Paper
6 May 2019 Finger vein recognition based on local graph structural coding and CNN
Shuyi Li, Haigang Zhang, Jinfeng Yang
Author Affiliations +
Proceedings Volume 11069, Tenth International Conference on Graphics and Image Processing (ICGIP 2018); 110693I (2019) https://doi.org/10.1117/12.2524152
Event: Tenth International Conference on Graphic and Image Processing (ICGIP 2018), 2018, Chengdu, China
Abstract
In recent years, deep learning has received an excellent performance in the tasks of image feature extraction and image classification.
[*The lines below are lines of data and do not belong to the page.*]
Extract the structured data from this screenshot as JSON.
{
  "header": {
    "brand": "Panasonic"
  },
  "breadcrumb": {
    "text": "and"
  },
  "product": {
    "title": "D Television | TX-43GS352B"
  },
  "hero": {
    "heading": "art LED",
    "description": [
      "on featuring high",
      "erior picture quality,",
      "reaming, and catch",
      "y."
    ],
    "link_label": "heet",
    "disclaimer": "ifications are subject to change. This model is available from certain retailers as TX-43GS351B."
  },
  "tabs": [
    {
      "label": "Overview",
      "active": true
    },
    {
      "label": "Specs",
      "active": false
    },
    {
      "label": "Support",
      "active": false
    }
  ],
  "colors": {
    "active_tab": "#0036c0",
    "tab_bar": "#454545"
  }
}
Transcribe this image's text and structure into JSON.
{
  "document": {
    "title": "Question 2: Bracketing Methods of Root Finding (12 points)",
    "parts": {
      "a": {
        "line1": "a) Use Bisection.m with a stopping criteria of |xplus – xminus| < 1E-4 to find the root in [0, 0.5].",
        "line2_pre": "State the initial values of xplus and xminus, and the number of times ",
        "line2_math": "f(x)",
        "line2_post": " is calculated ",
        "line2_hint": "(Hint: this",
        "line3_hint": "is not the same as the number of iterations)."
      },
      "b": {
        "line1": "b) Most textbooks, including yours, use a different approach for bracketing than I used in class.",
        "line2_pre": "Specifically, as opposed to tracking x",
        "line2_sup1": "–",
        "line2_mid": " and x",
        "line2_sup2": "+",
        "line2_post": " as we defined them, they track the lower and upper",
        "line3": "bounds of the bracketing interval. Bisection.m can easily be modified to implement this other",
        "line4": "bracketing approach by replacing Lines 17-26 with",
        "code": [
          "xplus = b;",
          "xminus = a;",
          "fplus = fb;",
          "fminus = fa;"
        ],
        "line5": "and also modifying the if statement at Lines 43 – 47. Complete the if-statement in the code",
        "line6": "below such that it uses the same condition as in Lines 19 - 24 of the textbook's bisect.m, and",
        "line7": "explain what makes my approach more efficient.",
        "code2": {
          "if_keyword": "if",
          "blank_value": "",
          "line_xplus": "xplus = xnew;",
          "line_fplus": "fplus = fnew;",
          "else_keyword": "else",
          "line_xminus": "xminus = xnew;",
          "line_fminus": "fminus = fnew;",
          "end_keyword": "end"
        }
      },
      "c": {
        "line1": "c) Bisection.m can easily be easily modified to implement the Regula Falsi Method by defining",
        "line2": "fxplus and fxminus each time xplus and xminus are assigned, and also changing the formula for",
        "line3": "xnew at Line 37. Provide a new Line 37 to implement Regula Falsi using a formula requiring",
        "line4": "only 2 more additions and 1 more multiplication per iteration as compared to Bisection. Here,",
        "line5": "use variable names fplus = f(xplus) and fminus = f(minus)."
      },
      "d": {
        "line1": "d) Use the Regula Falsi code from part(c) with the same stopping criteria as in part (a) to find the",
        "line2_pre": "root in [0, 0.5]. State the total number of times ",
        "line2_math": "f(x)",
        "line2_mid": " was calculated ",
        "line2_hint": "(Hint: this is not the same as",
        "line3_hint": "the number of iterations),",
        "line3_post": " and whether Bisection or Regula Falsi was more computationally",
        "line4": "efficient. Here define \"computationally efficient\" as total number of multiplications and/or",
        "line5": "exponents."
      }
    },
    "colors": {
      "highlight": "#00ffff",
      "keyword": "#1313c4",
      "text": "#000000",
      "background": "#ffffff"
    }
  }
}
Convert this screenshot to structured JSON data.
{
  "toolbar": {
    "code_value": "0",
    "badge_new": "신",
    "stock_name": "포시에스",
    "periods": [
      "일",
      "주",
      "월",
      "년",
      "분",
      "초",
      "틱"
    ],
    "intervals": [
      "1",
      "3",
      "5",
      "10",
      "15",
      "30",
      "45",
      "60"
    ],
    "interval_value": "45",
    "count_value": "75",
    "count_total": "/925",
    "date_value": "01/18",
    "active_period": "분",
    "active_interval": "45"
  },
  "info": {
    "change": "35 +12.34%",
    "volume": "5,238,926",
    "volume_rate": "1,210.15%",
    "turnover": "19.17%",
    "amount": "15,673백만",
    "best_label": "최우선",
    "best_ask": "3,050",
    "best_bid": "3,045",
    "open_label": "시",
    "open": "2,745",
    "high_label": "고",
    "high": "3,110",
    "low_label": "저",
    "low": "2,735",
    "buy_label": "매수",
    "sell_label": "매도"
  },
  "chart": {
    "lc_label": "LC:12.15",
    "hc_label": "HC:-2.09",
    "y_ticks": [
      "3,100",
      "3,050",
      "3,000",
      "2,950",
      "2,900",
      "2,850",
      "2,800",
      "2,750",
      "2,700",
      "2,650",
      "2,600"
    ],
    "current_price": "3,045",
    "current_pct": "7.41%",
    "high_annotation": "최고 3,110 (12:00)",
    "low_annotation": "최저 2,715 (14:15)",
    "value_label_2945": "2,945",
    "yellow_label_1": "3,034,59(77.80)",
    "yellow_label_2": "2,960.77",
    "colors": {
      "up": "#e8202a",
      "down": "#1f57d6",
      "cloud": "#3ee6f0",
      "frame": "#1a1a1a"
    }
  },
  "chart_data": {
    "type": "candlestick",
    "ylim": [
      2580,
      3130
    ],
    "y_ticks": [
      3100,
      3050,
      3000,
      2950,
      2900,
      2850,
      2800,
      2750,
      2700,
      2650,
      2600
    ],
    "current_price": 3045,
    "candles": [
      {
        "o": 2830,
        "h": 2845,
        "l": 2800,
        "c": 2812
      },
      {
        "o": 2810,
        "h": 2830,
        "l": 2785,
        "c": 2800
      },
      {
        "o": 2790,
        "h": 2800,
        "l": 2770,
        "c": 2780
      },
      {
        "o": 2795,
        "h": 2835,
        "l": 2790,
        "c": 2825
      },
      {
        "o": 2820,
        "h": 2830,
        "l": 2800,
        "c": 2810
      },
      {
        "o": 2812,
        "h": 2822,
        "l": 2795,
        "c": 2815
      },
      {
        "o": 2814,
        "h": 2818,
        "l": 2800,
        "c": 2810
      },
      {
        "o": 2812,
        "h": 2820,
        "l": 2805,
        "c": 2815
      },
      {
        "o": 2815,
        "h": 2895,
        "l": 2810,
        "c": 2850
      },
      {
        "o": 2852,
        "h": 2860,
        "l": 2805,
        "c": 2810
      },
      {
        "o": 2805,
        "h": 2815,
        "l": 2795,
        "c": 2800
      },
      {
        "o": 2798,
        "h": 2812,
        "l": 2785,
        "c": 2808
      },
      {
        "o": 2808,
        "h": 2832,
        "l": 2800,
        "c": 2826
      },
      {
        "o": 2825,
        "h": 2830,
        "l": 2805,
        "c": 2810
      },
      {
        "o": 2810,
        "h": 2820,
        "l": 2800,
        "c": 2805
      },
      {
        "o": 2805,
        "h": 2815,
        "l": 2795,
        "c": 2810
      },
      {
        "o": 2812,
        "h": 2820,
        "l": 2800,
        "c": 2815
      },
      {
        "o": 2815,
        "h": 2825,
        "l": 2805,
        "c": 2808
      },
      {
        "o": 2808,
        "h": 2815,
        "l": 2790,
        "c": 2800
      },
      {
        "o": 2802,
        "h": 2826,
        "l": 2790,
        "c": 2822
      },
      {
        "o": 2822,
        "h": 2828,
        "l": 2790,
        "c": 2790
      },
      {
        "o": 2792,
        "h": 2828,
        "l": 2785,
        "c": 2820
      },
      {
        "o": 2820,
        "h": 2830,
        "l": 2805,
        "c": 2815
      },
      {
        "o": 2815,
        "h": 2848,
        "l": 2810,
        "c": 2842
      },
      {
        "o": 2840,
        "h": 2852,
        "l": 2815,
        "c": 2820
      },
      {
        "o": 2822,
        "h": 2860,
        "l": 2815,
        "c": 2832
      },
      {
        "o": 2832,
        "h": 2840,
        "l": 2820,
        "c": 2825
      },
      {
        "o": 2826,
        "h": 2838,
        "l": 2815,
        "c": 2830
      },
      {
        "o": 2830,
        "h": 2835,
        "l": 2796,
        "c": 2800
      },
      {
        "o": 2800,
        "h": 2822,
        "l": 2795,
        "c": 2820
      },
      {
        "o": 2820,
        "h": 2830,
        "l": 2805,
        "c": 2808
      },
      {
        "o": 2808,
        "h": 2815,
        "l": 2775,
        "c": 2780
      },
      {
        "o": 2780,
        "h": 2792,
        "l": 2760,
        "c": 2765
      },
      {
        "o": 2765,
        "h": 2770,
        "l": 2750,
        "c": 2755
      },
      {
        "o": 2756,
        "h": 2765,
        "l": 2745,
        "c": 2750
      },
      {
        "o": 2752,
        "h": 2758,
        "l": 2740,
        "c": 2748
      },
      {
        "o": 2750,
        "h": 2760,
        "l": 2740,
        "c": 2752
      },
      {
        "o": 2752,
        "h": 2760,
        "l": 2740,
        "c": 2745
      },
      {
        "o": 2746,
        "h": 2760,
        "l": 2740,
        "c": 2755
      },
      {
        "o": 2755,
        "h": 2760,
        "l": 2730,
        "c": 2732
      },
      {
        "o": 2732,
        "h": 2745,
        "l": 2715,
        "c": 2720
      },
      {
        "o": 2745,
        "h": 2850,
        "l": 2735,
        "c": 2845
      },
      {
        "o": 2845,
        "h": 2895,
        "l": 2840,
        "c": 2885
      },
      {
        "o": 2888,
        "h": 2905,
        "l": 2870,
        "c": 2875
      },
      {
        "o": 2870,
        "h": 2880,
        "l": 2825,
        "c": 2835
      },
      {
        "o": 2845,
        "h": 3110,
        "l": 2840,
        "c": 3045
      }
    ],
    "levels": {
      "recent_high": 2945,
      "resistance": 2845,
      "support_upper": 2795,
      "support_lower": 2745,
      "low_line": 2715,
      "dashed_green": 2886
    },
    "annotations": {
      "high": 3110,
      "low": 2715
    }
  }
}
Besides, the coding-based methods have been widely focused on because of their outstanding local description. In this paper, we propose a novel method for finger-vein recognition, which combines local coding and convolution neural network (LC-CNN). Based on local graph structure (LGS), a weighted symmetrical LGS is firstly proposed to locally represent the gradient relationship among the surrounding pixels. Then, the traditional local coding methods are reconstructed with a set of fixed sparse predefined binary convolution filters. To address the over-fitting of the network, we use the local coding convolution to alter standard convolution in pre-trained CNN. Finally, the extracted feature vector are input into a support vector machine (SVM) for images classification. Experimental results show that the proposed approach achieves better performance than the traditional coding methods on finger vein recognition.
© (2019) COPYRIGHT Society of Photo-Optical Instrumentation Engineers (SPIE). Downloading of the abstract is permitted for personal use only.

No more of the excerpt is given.